L’avis de... Jean-David Cirotteau, directeur de la recherche titrisation de SG CIB

« Gérer ses titrisations non déconsolidées peut jouer sur les fonds propres »

le 15/12/2011 L'AGEFI Hebdo

Bank of Ireland (BoI) a racheté pour plus de 1,1 milliard d’euros de titres adossés à des prêts hypothécaires résidentiels (RMBS) : quel est le sens de cette opération ?
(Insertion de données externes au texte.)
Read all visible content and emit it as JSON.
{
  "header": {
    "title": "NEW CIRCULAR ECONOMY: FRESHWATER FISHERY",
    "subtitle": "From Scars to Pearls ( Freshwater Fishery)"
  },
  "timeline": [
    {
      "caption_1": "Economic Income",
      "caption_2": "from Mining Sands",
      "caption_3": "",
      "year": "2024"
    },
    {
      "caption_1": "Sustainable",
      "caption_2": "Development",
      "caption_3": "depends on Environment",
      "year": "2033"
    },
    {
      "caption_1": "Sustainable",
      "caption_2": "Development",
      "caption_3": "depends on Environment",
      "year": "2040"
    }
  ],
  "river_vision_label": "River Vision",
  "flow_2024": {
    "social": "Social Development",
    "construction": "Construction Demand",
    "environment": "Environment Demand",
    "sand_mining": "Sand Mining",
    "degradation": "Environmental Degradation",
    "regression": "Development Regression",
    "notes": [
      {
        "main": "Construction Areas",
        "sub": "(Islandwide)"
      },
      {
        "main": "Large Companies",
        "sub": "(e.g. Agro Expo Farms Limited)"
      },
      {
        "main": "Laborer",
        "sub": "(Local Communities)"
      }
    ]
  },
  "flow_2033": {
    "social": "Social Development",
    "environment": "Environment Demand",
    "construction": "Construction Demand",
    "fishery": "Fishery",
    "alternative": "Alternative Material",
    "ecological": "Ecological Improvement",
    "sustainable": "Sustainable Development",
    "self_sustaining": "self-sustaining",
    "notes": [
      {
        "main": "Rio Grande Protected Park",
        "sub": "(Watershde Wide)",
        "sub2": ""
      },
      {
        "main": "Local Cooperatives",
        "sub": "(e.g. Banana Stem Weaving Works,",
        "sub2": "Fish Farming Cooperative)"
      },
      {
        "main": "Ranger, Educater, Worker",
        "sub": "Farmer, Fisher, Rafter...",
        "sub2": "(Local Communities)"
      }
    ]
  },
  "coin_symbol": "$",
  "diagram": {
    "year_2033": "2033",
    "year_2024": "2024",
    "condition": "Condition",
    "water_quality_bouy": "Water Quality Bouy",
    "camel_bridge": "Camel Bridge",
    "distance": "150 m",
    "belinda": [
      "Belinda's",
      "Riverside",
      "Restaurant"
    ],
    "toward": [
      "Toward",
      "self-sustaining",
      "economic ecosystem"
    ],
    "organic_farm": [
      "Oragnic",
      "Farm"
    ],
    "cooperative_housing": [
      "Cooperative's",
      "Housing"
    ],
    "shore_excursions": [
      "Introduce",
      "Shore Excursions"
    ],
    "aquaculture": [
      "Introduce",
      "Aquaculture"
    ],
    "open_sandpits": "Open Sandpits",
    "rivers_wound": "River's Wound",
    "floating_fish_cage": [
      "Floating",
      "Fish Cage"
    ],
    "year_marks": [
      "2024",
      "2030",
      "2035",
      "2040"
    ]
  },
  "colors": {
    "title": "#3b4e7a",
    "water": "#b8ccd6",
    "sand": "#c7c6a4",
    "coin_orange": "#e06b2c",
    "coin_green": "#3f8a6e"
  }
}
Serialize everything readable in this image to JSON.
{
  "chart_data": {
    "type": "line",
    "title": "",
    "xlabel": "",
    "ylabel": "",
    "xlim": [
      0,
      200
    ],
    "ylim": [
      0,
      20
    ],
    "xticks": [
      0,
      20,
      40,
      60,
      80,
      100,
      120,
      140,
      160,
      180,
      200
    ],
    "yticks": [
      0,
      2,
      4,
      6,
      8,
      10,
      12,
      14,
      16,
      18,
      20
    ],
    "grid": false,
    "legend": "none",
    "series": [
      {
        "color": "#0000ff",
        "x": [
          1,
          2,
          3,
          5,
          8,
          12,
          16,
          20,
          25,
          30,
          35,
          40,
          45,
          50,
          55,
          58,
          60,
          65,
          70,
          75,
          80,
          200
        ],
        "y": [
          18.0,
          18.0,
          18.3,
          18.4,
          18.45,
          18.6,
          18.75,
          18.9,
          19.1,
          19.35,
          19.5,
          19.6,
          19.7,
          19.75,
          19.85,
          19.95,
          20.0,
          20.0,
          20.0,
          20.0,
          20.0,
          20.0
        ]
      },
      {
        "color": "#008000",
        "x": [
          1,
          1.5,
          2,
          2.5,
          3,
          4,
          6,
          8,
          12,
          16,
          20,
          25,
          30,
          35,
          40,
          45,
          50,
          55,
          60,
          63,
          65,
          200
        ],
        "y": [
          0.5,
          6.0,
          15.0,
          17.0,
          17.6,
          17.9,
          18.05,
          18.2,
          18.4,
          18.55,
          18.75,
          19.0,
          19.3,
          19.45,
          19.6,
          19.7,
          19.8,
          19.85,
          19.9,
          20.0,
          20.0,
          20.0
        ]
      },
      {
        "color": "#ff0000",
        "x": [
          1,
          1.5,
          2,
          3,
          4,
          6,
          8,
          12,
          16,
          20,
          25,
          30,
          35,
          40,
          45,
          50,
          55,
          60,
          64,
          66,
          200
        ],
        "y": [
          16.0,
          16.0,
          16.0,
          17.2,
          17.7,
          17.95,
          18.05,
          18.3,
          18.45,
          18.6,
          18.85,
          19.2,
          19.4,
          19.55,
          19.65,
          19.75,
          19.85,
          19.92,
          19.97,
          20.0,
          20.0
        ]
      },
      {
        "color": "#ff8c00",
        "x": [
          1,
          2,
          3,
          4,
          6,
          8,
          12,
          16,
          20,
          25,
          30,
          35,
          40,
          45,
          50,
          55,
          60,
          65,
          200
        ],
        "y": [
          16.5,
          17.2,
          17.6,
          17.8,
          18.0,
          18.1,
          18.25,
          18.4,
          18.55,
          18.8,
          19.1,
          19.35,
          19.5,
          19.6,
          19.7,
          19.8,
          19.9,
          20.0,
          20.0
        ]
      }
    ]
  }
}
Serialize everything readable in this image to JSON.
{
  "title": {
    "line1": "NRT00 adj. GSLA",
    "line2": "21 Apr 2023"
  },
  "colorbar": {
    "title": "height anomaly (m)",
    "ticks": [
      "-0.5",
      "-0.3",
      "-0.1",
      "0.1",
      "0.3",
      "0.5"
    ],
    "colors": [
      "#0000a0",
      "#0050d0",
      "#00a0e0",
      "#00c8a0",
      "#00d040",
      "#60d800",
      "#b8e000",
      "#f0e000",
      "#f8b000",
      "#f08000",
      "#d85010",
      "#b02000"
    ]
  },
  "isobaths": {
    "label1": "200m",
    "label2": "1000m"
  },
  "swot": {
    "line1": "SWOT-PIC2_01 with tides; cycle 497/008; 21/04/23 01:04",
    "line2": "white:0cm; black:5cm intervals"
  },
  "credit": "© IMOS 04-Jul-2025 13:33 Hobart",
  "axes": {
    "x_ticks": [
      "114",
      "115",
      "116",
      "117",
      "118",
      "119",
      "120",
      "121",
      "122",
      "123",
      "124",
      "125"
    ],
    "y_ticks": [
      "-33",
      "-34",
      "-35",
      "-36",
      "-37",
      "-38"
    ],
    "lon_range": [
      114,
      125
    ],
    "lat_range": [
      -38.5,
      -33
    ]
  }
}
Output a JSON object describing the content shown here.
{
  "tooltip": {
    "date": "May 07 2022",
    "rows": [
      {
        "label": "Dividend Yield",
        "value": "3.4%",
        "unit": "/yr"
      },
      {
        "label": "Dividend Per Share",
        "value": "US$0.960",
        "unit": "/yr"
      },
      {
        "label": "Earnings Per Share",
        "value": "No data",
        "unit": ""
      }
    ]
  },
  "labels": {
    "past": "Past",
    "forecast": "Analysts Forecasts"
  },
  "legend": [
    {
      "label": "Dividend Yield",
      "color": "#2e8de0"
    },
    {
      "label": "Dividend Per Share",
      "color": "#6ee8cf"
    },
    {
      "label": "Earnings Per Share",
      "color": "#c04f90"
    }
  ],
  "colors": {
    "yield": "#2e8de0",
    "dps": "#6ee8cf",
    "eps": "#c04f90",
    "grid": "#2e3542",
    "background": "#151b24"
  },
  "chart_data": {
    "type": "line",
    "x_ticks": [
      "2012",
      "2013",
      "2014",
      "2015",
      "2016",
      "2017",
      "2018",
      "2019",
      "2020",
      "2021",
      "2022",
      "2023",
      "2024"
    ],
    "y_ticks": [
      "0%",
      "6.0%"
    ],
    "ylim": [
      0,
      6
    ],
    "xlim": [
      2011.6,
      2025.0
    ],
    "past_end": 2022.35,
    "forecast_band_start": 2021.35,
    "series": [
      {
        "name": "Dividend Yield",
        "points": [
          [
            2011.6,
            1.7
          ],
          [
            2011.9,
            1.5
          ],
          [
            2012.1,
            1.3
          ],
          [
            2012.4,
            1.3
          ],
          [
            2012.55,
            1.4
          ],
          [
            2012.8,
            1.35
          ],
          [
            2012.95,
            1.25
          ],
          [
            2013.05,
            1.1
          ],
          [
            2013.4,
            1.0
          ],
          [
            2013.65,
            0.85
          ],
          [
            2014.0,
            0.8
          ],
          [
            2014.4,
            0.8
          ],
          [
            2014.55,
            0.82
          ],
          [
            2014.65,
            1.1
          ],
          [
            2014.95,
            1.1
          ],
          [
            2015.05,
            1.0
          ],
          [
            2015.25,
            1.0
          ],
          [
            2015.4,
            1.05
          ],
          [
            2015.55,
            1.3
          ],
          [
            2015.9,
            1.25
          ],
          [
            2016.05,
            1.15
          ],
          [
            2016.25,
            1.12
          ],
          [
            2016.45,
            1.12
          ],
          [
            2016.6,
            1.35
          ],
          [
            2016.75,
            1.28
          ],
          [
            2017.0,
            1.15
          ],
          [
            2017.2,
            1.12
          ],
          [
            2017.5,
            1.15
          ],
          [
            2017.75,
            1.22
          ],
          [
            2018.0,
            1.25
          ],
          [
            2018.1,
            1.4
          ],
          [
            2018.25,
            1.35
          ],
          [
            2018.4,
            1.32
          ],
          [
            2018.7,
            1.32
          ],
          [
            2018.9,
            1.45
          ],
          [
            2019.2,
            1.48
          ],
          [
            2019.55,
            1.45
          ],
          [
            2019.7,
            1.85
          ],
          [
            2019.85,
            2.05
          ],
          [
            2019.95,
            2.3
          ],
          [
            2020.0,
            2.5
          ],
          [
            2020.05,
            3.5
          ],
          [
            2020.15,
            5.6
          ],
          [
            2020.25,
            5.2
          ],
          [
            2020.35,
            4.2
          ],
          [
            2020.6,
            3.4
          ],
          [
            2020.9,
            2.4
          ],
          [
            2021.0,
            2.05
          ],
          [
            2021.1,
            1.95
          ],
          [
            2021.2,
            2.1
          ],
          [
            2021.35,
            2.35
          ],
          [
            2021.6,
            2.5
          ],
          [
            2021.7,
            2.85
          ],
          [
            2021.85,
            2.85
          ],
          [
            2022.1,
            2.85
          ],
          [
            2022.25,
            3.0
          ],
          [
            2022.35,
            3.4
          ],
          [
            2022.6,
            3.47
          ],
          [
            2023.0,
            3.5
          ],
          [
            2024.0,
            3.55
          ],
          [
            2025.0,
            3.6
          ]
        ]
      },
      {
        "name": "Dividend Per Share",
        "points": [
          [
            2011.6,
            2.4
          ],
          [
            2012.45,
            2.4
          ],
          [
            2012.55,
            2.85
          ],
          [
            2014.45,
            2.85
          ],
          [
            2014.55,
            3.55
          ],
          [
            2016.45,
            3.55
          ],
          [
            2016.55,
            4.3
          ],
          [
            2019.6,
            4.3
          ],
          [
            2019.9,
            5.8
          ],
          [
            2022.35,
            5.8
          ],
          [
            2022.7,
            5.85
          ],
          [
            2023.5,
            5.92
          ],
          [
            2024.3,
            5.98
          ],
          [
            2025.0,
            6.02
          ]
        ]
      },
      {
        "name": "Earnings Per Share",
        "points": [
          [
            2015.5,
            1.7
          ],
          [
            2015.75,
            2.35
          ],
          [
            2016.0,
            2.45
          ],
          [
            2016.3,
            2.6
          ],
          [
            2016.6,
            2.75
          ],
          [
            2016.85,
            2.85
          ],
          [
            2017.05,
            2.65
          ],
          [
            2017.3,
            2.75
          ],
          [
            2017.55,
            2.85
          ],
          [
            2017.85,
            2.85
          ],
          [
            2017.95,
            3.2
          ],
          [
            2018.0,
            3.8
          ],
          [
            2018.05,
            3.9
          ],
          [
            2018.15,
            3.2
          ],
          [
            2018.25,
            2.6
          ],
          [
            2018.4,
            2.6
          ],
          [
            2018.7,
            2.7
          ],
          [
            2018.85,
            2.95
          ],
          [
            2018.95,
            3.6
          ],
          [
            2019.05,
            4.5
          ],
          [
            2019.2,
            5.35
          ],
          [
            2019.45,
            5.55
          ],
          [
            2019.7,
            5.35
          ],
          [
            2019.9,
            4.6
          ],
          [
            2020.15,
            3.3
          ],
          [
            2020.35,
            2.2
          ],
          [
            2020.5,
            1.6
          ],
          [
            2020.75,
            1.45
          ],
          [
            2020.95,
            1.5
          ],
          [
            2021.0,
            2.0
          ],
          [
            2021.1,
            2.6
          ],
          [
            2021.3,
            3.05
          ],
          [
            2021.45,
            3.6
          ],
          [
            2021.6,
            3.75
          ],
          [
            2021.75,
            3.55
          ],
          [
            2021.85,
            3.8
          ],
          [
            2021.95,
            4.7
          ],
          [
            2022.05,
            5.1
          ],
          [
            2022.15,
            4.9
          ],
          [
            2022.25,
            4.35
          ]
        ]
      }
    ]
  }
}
Elle a été guidée par les exigences de la banque centrale irlandaise sur l’amélioration des fonds propres Core Tier one avant le 31 décembre. Après avoir imposé des pertes à ses créanciers juniors et augmenté son capital, BoI s’est tournée vers ses opérations de titrisation non déconsolidées. Elle a offert un prix de rachat assez intéressant pour chaque tranche (entre 33 % et 92 % du pair), en particulier les plus subordonnées. Et expliqué à ses investisseurs que, de toute manière, elle n’exercerait pas les options de rachat (call) en mars et avril 2012.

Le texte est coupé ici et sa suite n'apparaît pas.